Earlier this year, the Digital Markets Act was passed in the EU, effectively meaning that in the EU, companies like Google can no longer collect data from different services to offer targeted ads without users’ consent, and that Apple must allow alternatives to its App Store on its products. The Digital Markets Act was followed by another law called the Digital Services Act, intending to curb social media’s societal harms by requiring companies to more aggressively police their platforms for illicit content or risk billions of dollars in fines. Though these laws are a welcome counter-balance to Big Tech’s growing power over individuals and their data, it is likely that where Big Tech’s over-reach is curbed by the State, the State’s over-reach may begin.
Also read: Need to rein in Big Tech before it gallops beyond control
Though the United States’ laws don’t regulate big tech as stringently as in the EU, the State’s access to an individual’s data is not uncommon.
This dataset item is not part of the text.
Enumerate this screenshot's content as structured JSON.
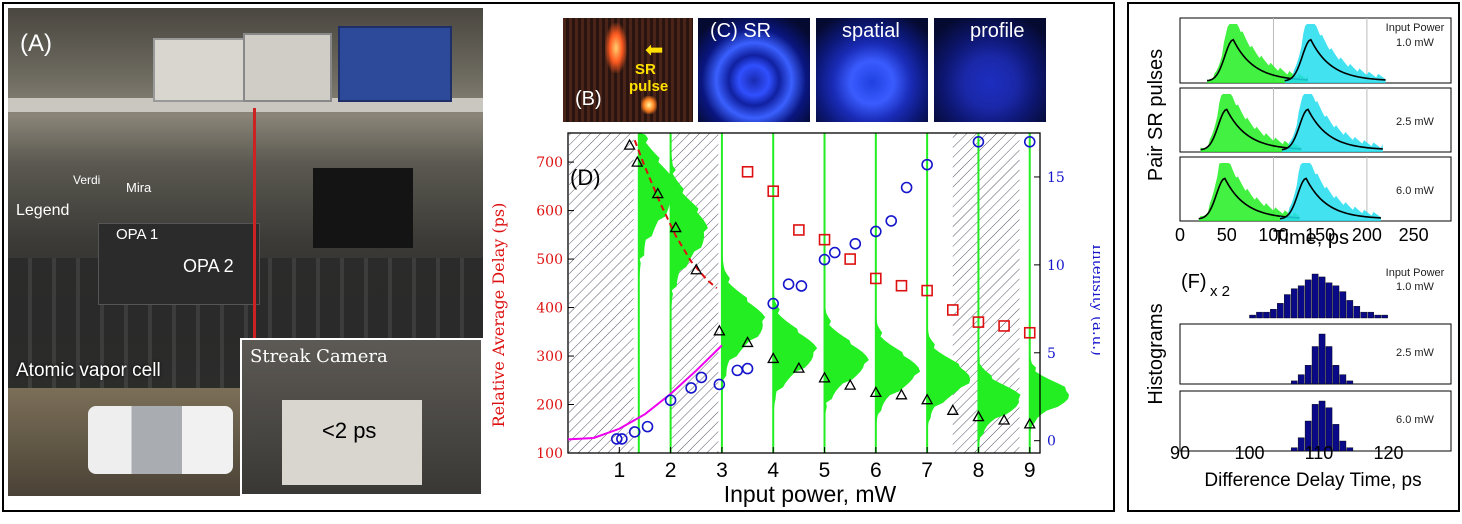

For instance, for nearly twenty years from 2001-2019, following the events of September 11, 2001, the U.S. ran a program called the “Call Records Details” program, which compelled telecom companies to disclose telephone call records details, upon request by the National Security Agency. The program was shut down in 2019 amid views that the program was expensive but offered low utility of the call records collected.
How to check the State’s abrogation of privacy
This leads one to question what mechanisms are available to check the State’s infringement of an individual’s right to privacy.
For India, the answer lies in the Supreme Court’s affirmation of the right to privacy as a fundamental right, as upheld in the matter of Justice K.S. Puttaswamy (Retd.) versus Union of India (2017). However, fundamental rights are not absolute. The Constitution allows “reasonable restrictions” on the right to free speech to protect the sovereignty and integrity of India, the security of the State, friendly relations with foreign States, public order, decency or morality or in relation to contempt of court, defamation or incitement to an offence. This gives the State enough leeway to legally ask for personal data, when it determines that its sovereignty is threatened.
The onus of holding the State accountable to standards of “reasonability” will invariably fall to the judiciary, either by suo motu action or at the instance of civil society organizations. This means that it is important to nurture a resilient and robust civil society within India. Some organizations, such as the Internet Freedom Foundation and Centre for Internet and Society, are already treading on this path. In addition, a robust legal framework for data privacy protection against infringement by both State and non-State actors is the need of the hour.